Y también le da vueltas a su ansiedad:
…de la nada soy precipitada al silencio que envejece frente a mis ojos y al titán del tiempo que a mi me dijeron que es relativo. Intentas bordar con los pulmones un poco de sentido en la existencia. En este punto, normalmente ya estoy tumbada en el suelo con el techo que me contempla contemplarlo desnuda durante horas (insisto, relativas). Poquitas veces, cuando pienso de más en la posibilidad, germinan remolinos entre la tirantez de mis dientes como si germinaran brotes de alfalfa. Y la ansiedad me nombra, me molesta la ropa, me molestan las puertas, me molesta mi cama. Entonces el refrigerador dice: ven, seamos amigos. Y antes yo le respondía: bésame, voy. Por suerte, ya no. Si acaso ya solo preparo algo que fumar.

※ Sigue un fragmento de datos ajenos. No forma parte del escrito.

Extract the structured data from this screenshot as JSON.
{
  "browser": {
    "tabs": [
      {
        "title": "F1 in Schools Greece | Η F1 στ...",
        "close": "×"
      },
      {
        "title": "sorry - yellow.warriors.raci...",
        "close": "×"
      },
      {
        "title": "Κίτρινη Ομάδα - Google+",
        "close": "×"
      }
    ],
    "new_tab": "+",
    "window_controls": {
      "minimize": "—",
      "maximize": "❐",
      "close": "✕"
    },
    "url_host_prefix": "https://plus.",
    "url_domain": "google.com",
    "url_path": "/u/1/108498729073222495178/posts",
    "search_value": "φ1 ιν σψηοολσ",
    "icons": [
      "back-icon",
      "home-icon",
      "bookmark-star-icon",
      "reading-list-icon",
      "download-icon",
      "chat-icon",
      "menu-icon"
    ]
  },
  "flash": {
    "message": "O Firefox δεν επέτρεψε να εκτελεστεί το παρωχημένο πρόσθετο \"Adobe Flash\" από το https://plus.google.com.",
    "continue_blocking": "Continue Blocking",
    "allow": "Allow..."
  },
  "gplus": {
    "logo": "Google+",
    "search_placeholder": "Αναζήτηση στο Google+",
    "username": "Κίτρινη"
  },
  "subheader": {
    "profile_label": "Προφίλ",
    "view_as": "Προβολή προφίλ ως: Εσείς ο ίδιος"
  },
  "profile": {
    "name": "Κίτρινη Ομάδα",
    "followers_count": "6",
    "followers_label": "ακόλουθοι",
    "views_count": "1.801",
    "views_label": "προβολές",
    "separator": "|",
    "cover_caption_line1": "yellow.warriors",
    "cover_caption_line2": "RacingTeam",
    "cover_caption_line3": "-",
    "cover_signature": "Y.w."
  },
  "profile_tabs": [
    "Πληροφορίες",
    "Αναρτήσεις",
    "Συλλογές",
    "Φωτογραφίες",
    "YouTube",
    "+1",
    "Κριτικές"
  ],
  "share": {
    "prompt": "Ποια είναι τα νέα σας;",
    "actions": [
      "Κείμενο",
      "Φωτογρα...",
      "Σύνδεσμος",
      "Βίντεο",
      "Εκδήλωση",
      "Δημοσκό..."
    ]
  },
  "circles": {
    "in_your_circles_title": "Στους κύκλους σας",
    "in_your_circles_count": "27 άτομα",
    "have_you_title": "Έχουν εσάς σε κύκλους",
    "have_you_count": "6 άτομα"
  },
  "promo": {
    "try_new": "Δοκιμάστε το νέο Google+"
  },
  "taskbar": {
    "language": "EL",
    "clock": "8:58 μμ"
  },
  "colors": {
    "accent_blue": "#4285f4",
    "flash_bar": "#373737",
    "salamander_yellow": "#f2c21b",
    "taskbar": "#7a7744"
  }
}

Pero más me sorprendió el pequeño acto de contrición de Zamani por su entusiasmo de marzo: me cuenta que en esos tiempos se había tatuado un caballo del pintor alemán Franz Marc, quien murió justo en la Gran Guerra. Al inicio Marc estaba a favor de la contienda, pensaba que era una forma de purificar el alma enferma de Europa, “una guerra contra el enemigo interior e invisible del espíritu europeo”, escribió en una carta. Un año después, la visión de Marc cambia. En otra carta, para la esposa de su mejor amigo, quien ya ha muerto en la guerra, describe a la guerra como «la trampa más cruel en la que nos hemos abandonado los hombres».
Así también, en un audio de whatsapp, Zamani me cuenta una resignificación sobre su confinamiento, su aprendizaje del año:
Creo que lo que más he aprendido es sobre la incertidumbre, la soledad y la paciencia. Y humildad, mucha humildad, porque ahora ya no puedo decir que somos grandiosos e importantes, que qué padre que estemos viviendo un momento histórico. Los momentos históricos ocurren todo el tiempo y somos muy ciegos a veces para darnos cuenta. El momento histórico está siempre ahí. También hay humildad en el sentido que nosotros hemos causado esto, la destrucción el planeta, el consumo, destruirnos a nosotros mismos. De pronto nos creíamos todopoderosos y un bichito nos tira al suelo como humanidad. Entonces aprendes la humildad, que lo único que puedes hacer es asumir tu insignificancia y a partir de ella comenzar a tratar de ser un engranaje honesto con el resto de lo que te rodea.
Aquí seguían un par de citas de Giorgio Agamben de su ensayo «Qué es lo contemporáneo» en el que revisa esa materia ambigua, inasible, del presente y más cuando se piensa con un sentido histórico, pero ya se alarga mucho el cuento y debo ir a preparar la cena de fin de año. Sólo dejo la cita con la que Roland Barthes compendia alguna idea de Nietzche: «Lo contemporáneo es lo intempestivo».
Se acerca el intempestivo 2021. Supongo que a cada uno de nosotros nos corresponde decidir de qué forma somos contemporáneos a él.